Paul Smith, economics director at IHS Markit, said: “The March survey laid bare the scale of the Covid-19 pandemic and associated effort to contain the outbreak, with services companies registering unprecedented falls in activity, new work and confidence.”
Nicola Nobile of Oxford Economics said the economies in the bloc faced an “extremely challenging situation”, highlighting the need for a rapid co-ordinated policy response across the eurozone.
Outside the eurozone, data from the UK painted the same picture; its index fell from 53.2 to 34.5.
Even in Sweden, service sector activity was hit almost as hard as in other European countries, but from a higher base, falling from 56.9 to 36.8 with big hits to consumption, leisure and travel. Lisa Alexanderson, senior economist at JPMorgan, said the “hit to activity is thus as large as elsewhere despite less draconian restrictions in Sweden”, suggesting the economic consequences of the virus cannot be avoided even if governments allow the virus to spread more freely.

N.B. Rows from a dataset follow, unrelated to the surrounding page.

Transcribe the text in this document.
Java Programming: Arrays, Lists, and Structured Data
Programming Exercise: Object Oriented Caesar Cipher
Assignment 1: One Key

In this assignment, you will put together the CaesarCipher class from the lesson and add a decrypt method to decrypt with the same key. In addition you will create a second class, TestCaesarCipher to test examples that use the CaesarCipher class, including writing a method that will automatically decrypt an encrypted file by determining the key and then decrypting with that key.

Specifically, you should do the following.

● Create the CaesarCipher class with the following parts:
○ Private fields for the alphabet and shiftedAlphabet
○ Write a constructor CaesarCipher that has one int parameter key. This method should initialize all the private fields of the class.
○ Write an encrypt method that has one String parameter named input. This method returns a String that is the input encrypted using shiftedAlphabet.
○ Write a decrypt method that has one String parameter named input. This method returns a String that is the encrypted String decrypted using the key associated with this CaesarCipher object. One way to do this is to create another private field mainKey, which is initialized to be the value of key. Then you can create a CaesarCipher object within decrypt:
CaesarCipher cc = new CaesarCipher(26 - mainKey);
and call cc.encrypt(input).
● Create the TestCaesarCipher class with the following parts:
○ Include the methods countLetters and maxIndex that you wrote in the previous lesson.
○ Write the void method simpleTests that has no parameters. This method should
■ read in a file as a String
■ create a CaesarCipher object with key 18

The plunge in the indices suggested economies would contract faster in the second quarter of 2020 than they did in the financial crisis of 2008-09.
Jack Allen-Reynolds at Capital Economics said “while lockdowns are in place, output in the eurozone will be at least 25 per cent below its normal level”, indicating in 2020 as a whole “we think that gross domestic product will fall by about 9 per cent”.
The Italian figures were the worst with a headline services activity reading of 17.4, a plunge that IHS Markit said was “likely to be felt for a long time to come”.
It also marked the steepest contraction registered by IHS Markit across any other country so far in the crisis. Italy’s companies reported the fastest contraction in new business on record, and they expect activity to fall further in the year ahead. The rate of job losses was the quickest since April 2009.
Italy was the first European country to enter a strict lockdown, but other large European economies have been hit almost as hard.
In France the services PMI fell to 27.4 in March from 52.5 in February. Germany saw an equivalent decline in its index from 52.5 to 31.7 and Spain suffered a drop from 52.1 to 23.0.
In Britain, the drop in activity accelerated during March and by the end of the month was below the level of the financial crisis.
Samuel Tombs, UK economist at Pantheon Macroeconomics, said the data towards the end of the month was much worse than at the beginning, suggesting April’s numbers would be even worse. The figures, he said, were “horrendous and probably not reflecting the full devastation” in the UK economy to come in the months ahead.
No country is immune from the economic damage. On Friday the chief economist of Ireland’s central bank predicted unemployment was on track to rise to 25 per cent by the summer. Mark Cassidy said near-term prospects for the largely services-driven Irish economy were “very unfavourable”.